The land conflicts are between Maasais, politicians, conservationists, “conservationists”, other Maasais, the tourism industry, other businesses, agriculturalists and all kinds of other people. Not between the Maasai and wildlife… With interest and just a small knowledge of East African history and politics it’s obvious that the Maasai have been treated very unfairly.

Instead of comparing the value that’s given to Maasai lives with the value that’s given to wildlife lives you could mix yourself in the comparisons. We aren’t exactly benevolent visitors from another planet. How many Americans or Europeans would be as “tolerant” with wildlife that regularly kill people as the Maasai and other Kenyans living close to wildlife are? The Kenyan compensation to the family for a human life lost to wildlife is 30,000 shillings and it can take years to get this compensation. A Swedish hunter gets 100,000 shillings for a dog killed by wolves and still many hunters want the number of wolves to be reduced – and they are about as rare, or rarer, than wild dogs in Kenya. Would you even give the protection of wildlife a thought if you were living under the kind of economical stress that most Kenyans live under? It’s very possible, but most western wildlife lovers would not.

Link to this post 17 Dec 06

Nyamera:

I agree with you that the Maasai have had some injustices over the years - but so have many in Kenya. But their argument should be strictly with the government, riot against the MP's and the President, not kill wildlife. I also agree that the government is too slow in remunerating them for deaths. That is not right and is shameful, particularly when you consider what the MP's and President make.

However, approaching life as a moran the young men are still going out killing lions to prove their "manhood" to become a moran. The chiefs could easily put a stop to that, but don't. The elephant Odile who was speared seven times - those spears were in her skull bone so deeply that four men couldn't get them out without knocking them loose with a spanner first and then pulling them out. Thus you know that no 13 year old threw those spears - they would not have had enough strength to penetrate an elephant's skull that deeply. On one trip alone I saw 7 speared elephants - 4 females and three calfs. One female and all three calfs died as a result.

"Would you even give the protection of wildlife a thought if you were living under the kind of economical stress that most Kenyans live under? It’s very possible, but most western wildlife lovers would not." I would like to think I would (but could never be sure until I lived through that situation).

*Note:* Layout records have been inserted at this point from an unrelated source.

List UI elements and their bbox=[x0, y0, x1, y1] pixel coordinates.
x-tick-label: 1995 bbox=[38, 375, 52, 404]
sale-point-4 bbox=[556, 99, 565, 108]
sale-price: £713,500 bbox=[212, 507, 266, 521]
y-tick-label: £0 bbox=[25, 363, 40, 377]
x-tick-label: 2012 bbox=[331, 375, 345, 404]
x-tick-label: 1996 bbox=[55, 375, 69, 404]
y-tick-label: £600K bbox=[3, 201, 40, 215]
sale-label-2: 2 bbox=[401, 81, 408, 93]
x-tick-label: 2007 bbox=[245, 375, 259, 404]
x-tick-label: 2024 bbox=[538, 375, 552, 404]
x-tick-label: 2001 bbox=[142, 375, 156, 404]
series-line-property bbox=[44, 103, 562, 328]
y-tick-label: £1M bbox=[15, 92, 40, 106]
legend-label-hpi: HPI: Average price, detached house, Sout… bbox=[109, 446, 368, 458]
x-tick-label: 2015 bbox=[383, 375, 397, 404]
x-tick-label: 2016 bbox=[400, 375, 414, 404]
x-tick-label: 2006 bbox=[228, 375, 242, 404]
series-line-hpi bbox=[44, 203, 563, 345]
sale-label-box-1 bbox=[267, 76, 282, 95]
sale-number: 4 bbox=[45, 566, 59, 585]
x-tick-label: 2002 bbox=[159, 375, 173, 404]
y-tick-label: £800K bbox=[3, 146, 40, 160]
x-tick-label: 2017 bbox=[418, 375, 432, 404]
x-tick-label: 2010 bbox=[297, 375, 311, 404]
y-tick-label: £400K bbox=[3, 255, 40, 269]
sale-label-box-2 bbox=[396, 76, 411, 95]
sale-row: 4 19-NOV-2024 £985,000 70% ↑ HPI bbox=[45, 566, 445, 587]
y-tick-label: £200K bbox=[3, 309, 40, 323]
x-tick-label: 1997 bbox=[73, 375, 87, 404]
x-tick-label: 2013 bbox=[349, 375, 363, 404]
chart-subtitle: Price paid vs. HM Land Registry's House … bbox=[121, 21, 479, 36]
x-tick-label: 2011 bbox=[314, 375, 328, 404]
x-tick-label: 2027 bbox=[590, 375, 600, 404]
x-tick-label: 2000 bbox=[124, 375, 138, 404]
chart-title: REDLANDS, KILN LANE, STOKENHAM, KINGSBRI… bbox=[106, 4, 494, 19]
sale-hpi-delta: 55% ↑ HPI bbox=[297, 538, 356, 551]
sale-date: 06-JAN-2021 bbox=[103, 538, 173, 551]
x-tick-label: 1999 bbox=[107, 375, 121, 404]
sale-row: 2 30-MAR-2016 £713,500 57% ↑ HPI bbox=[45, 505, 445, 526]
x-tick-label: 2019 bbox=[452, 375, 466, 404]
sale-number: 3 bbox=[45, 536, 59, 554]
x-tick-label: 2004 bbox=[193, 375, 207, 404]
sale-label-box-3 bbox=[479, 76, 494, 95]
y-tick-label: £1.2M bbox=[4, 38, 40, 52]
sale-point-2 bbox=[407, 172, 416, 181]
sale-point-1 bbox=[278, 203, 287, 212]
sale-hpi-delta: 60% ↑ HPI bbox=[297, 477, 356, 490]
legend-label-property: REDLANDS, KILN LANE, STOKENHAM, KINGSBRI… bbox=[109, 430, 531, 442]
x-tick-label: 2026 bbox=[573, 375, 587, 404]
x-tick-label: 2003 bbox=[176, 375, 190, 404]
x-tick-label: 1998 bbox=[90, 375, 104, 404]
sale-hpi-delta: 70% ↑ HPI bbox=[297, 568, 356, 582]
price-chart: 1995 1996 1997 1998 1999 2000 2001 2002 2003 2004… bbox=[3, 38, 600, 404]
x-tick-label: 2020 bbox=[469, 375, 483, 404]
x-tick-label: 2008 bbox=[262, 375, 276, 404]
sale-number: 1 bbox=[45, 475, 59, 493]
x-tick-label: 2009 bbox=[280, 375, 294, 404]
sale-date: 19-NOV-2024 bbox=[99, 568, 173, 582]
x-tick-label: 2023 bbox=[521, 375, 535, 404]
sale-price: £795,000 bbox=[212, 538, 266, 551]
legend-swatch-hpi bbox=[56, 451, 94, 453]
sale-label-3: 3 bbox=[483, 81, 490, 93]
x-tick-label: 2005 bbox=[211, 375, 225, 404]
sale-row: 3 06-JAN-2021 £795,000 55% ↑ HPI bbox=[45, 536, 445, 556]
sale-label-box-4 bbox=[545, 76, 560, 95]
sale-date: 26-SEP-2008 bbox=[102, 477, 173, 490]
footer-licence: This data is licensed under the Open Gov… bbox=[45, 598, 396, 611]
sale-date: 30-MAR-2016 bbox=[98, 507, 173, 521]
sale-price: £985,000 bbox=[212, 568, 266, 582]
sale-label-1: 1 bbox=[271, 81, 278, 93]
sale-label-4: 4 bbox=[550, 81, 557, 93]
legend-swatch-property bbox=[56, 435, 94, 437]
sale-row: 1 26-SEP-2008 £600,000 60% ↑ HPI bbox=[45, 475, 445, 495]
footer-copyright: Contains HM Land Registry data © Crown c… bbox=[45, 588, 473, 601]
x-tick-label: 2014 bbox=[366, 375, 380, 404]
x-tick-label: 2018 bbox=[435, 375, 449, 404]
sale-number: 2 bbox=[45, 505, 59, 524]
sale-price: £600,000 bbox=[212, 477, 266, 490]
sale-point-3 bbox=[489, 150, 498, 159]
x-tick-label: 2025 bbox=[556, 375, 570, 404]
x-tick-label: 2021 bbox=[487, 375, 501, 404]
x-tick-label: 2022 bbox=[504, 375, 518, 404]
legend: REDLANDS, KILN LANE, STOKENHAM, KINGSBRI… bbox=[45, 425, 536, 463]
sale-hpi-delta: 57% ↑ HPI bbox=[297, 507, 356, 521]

I don't think, though, that you can chalk it up to economical stress. I know of many, many Kenyans who are just as poor as those Maasai and wouldn't harm the hair on an animal. Many people living on the borders of all parks/reserves are under much of the same pressure with wldlife, and yet they don't seem to relatiate in the same manner as the Maasai living around Amboseli. Is it a lack of "self-policing" by the local chiefs, tribal practices or what? Do you have any ideas on this?